Il Conratto sociale è il testo principale in cui Rousseau esprime la tesi fondamentale che un governo dipenda in modo imprescindibile dal mandato popolare. «Rousseau's most important political treatise was The Social Contract (1762), a political matrix and symbol of a wider shift in ideas about the nature of reality, the self, and politics in Western society (W. Gairdner, Jean-Jacques Rousseau and the Romantic Roots of Modern Democracy, in: “Humanitas”, vol. 12, 1999, p. 77).
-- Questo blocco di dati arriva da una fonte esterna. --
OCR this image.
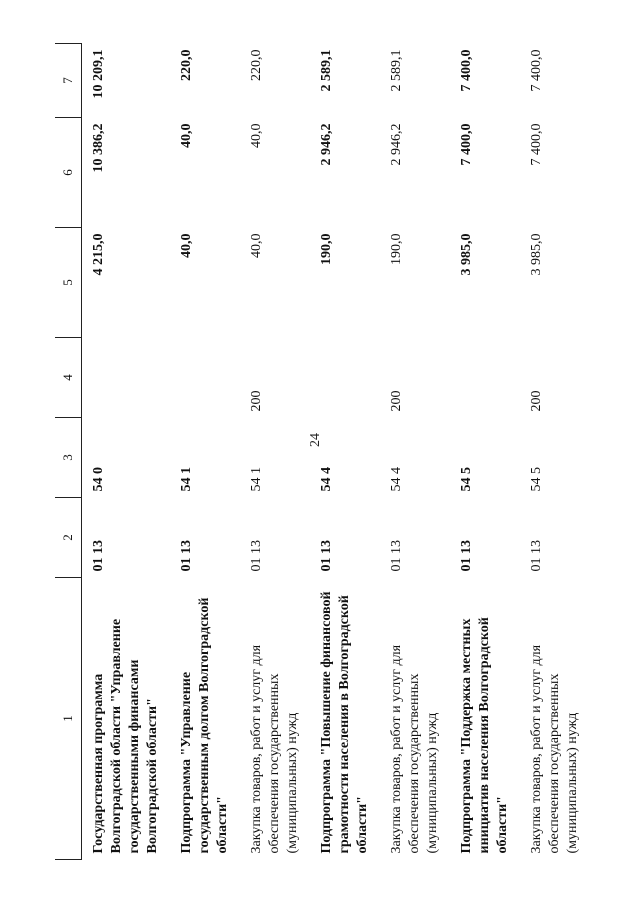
24
1	2	3	4	5	6	7
Государственная программа Волгоградской области "Управление государственными финансами Волгоградской области"	01 13	54 0		4 215,0	10 386,2	10 209,1
Подпрограмма "Управление государственным долгом Волгоградской области"	01 13	54 1		40,0	40,0	220,0
Закупка товаров, работ и услуг для обеспечения государственных (муниципальных) нужд	01 13	54 1	200	40,0	40,0	220,0
Подпрограмма "Повышение финансовой грамотности населения в Волгоградской области"	01 13	54 4		190,0	2 946,2	2 589,1
Закупка товаров, работ и услуг для обеспечения государственных (муниципальных) нужд	01 13	54 4	200	190,0	2 946,2	2 589,1
Подпрограмма "Поддержка местных инициатив населения Волгоградской области"	01 13	54 5		3 985,0	7 400,0	7 400,0
Закупка товаров, работ и услуг для обеспечения государственных (муниципальных) нужд	01 13	54 5	200	3 985,0	7 400,0	7 400,0
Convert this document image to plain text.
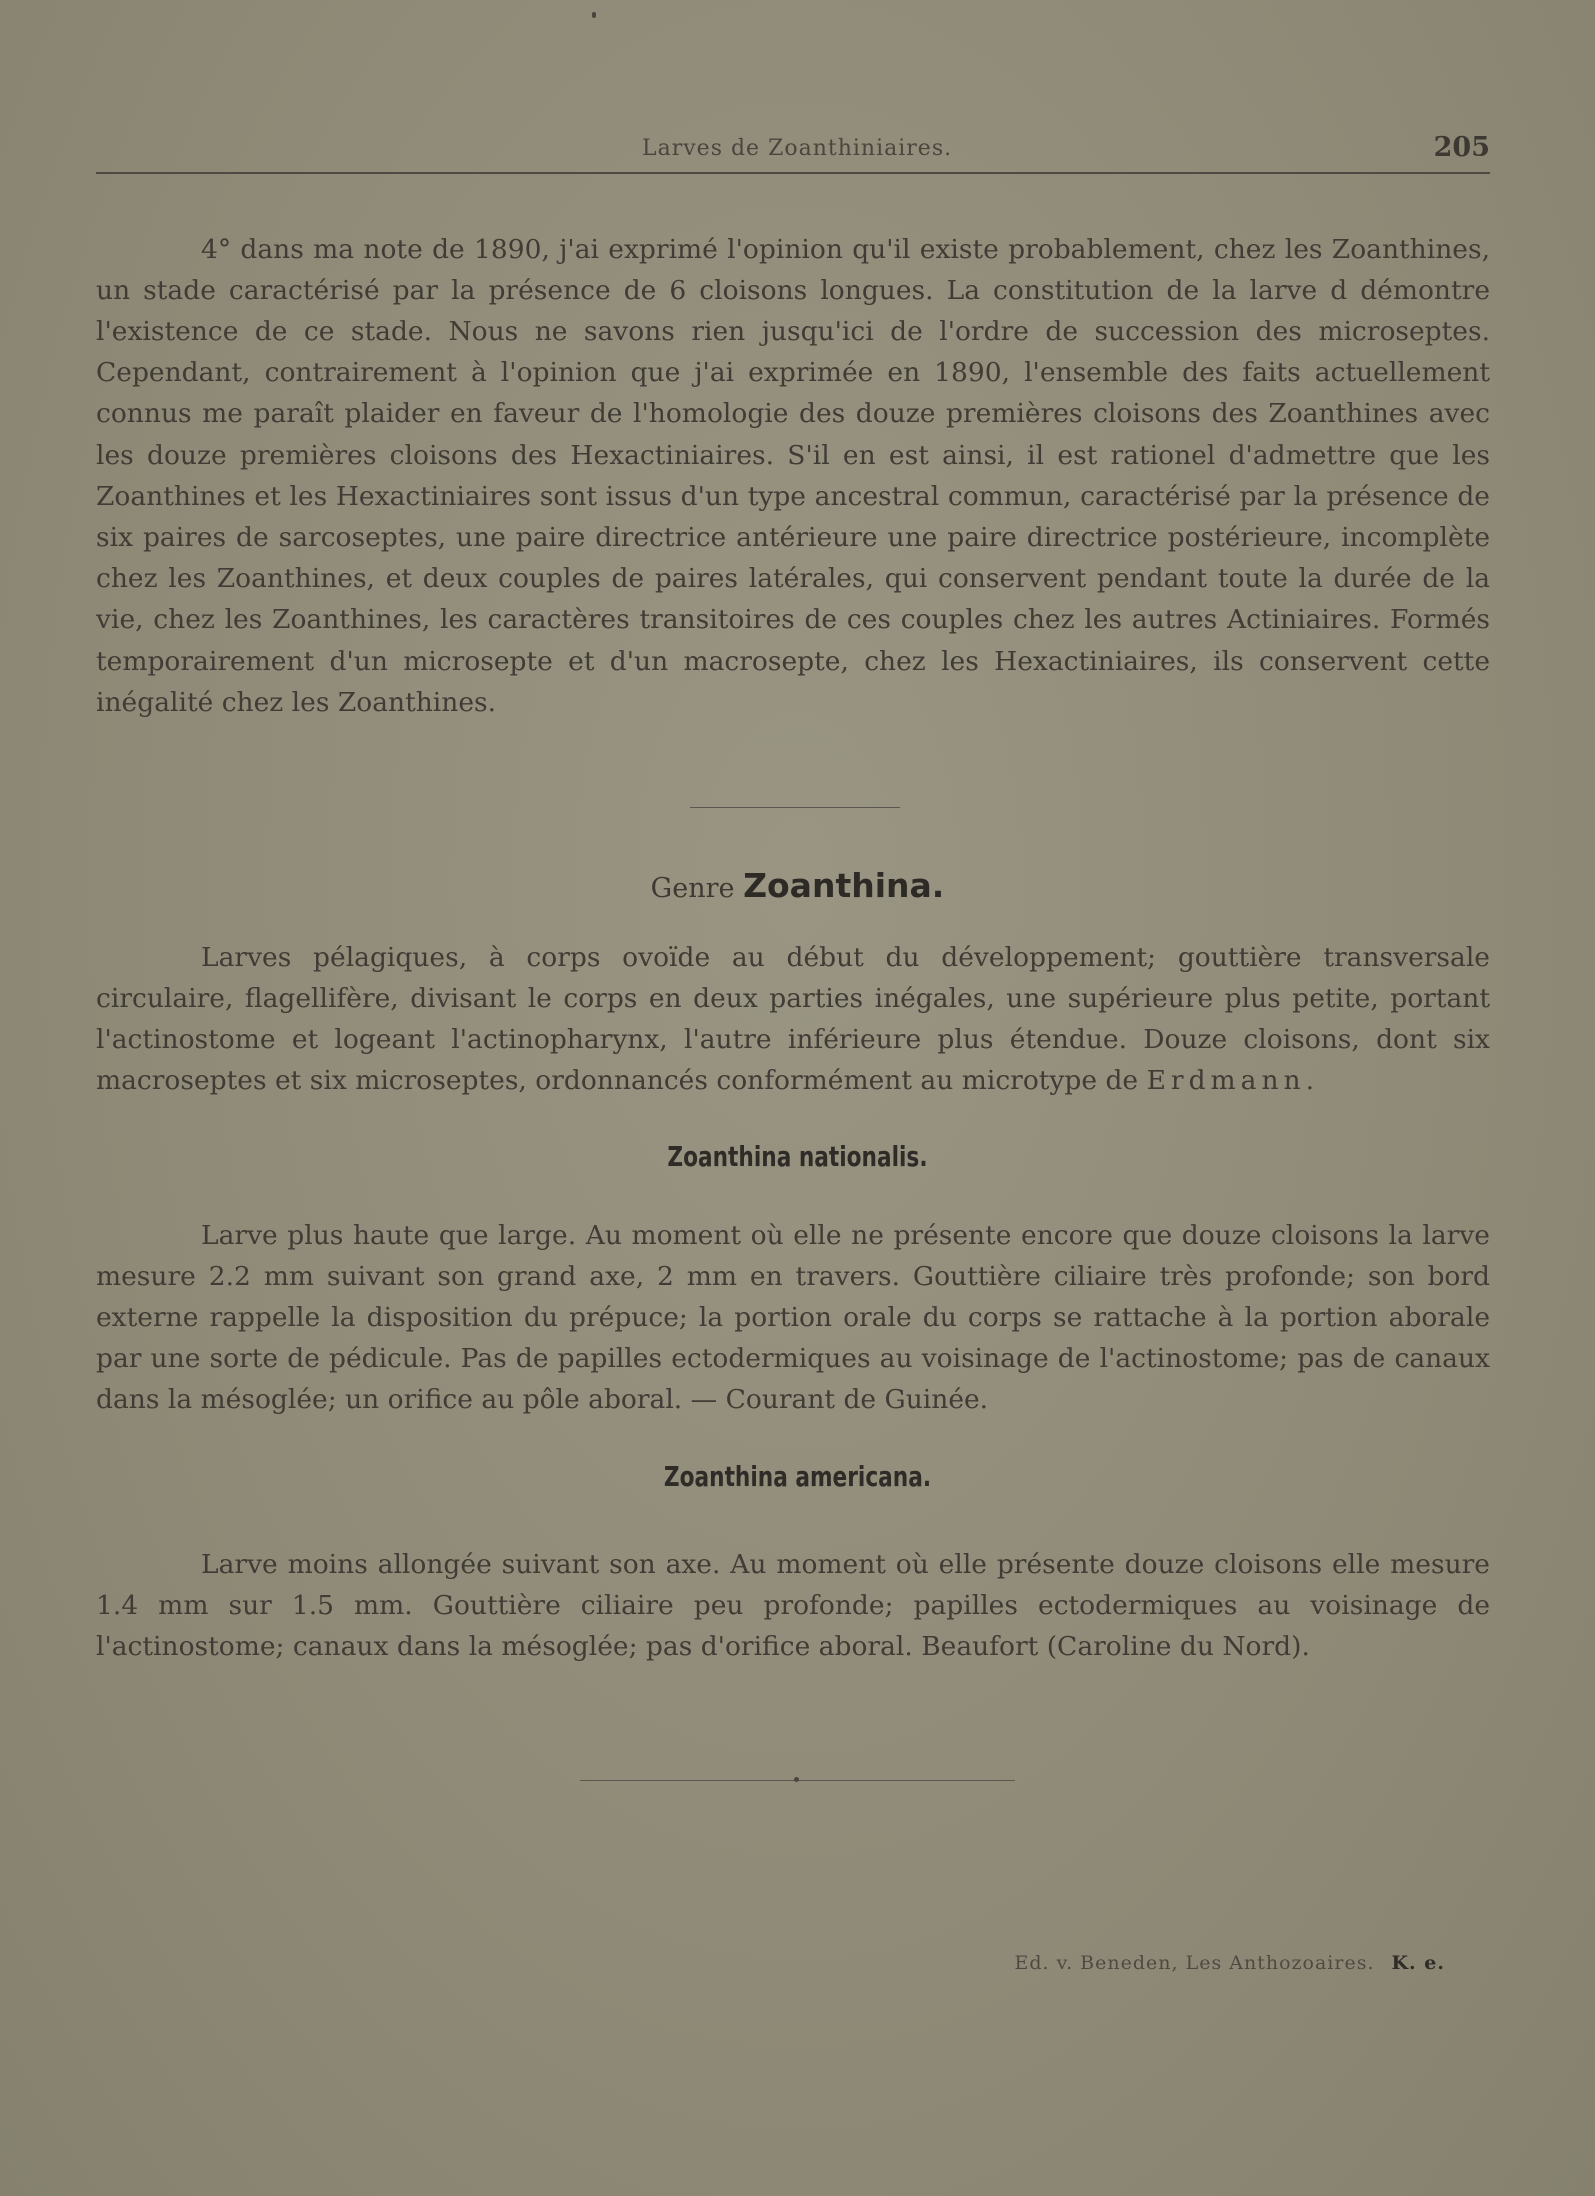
Larves de Zoanthiniaires.	205

4° dans ma note de 1890, j'ai exprimé l'opinion qu'il existe probablement, chez les Zoanthines, un stade caractérisé par la présence de 6 cloisons longues. La constitution de la larve d démontre l'existence de ce stade. Nous ne savons rien jusqu'ici de l'ordre de succession des microseptes. Cependant, contrairement à l'opinion que j'ai exprimée en 1890, l'ensemble des faits actuellement connus me paraît plaider en faveur de l'homologie des douze premières cloisons des Zoanthines avec les douze premières cloisons des Hexactiniaires. S'il en est ainsi, il est rationel d'admettre que les Zoanthines et les Hexactiniaires sont issus d'un type ancestral commun, caractérisé par la présence de six paires de sarcoseptes, une paire directrice antérieure une paire directrice postérieure, incomplète chez les Zoanthines, et deux couples de paires latérales, qui conservent pendant toute la durée de la vie, chez les Zoanthines, les caractères transitoires de ces couples chez les autres Actiniaires. Formés temporairement d'un microsepte et d'un macrosepte, chez les Hexactiniaires, ils conservent cette inégalité chez les Zoanthines.

Genre Zoanthina.

Larves pélagiques, à corps ovoïde au début du développement; gouttière transversale circulaire, flagellifère, divisant le corps en deux parties inégales, une supérieure plus petite, portant l'actinostome et logeant l'actinopharynx, l'autre inférieure plus étendue. Douze cloisons, dont six macroseptes et six microseptes, ordonnancés conformément au microtype de Erdmann.

Zoanthina nationalis.

Larve plus haute que large. Au moment où elle ne présente encore que douze cloisons la larve mesure 2.2 mm suivant son grand axe, 2 mm en travers. Gouttière ciliaire très profonde; son bord externe rappelle la disposition du prépuce; la portion orale du corps se rattache à la portion aborale par une sorte de pédicule. Pas de papilles ectodermiques au voisinage de l'actinostome; pas de canaux dans la mésoglée; un orifice au pôle aboral. — Courant de Guinée.

Zoanthina americana.

Larve moins allongée suivant son axe. Au moment où elle présente douze cloisons elle mesure 1.4 mm sur 1.5 mm. Gouttière ciliaire peu profonde; papilles ectodermiques au voisinage de l'actinostome; canaux dans la mésoglée; pas d'orifice aboral. Beaufort (Caroline du Nord).

Ed. v. Beneden, Les Anthozoaires. K. e.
«Furthermore, The Social Contract also appears to concur with the argument in Political Economy that the proper politicization of passions is their salvation. While Rousseau offers many criticisms of citizens' private desires, he has none to offer of the general will, the expression of the citizens' public desires. The general will, he contends, is “always right and always tends toward the public utility”. The only problem is that the citizens do not always discern the public good, and “only then does it appear to want what is bad”. Elaborating on this argument a few pages later, Rousseau contrasts private desire with public desire: “Private individuals see the good they reject; the public wants the good it does not see”. In other words, whereas individuals may purposely hold on to desires for bad things, the public only desires such things out of ignorance. Rousseau concludes this argument by asserting the need for a legislator who will enlighten the public, but the point here is the distinction he has drawn between private and public passion. Apparently, in the move from “I desire” to “we desire”, desire itself is redeemed from any harmful intentions. The “dangerous disposition from which all our vices arise” is “transform[ed] into a sublime virtue”. Although one might argue that Rousseau does not fully explain why the general will is by definition virtuous, it is clear that the key to its virtue is its generality, its link to the common interest. The private will, he says, “tends by its nature toward preferences, and the general will toward equality”. The general will is also, of course, the guarantee of the citizens' freedom. Since equality and freedom are among the supreme virtues in Rousseau's thought, we can begin to see why he praises the citizens' public passion» (C. Hall, Reason, Passion and Politics in Rousseau, in: “Polity”, vol. 34, 2001, p. 69 e sgg.).

«It had the most profound influence on the political thinking of the generation following its publication. It was, after all, the first great “emotional” plea for the equality of all men in the state: others had argued the same theoretically, but had themselves tolerated a very different government. Rousseau believed passionately in what he wrote, and when in 1789 a similiar emotion was released on a national scale, the Contract Social came into its own as the bible of the revolutionaries in building their ideal state… [Rousseau's] fundamental thesis that the government depends absolutely on the mandate of the people, and his genuine creative insight into the political and economic problems of society gives his work an indisputable cogency» (Printing and the Mind of Man, nr. 207).

A. Tchemerzine, Bibliographie d'éditions originales et rares d'auteurs français des XVe, XVIe, XVIIe et XVIIIe siècles, Paris, 1977, V, p. 543. J. Sénelier, Bibliographie générale des oeuvres de J.J. Rousseau, Paris, 1950, nr. 554. OCLC, 5798807. T.A. Dufour, Recherches bibliographiques sur les oeuvres imprimées de J.-J. Rousseau, Paris, 1925, nr. 133.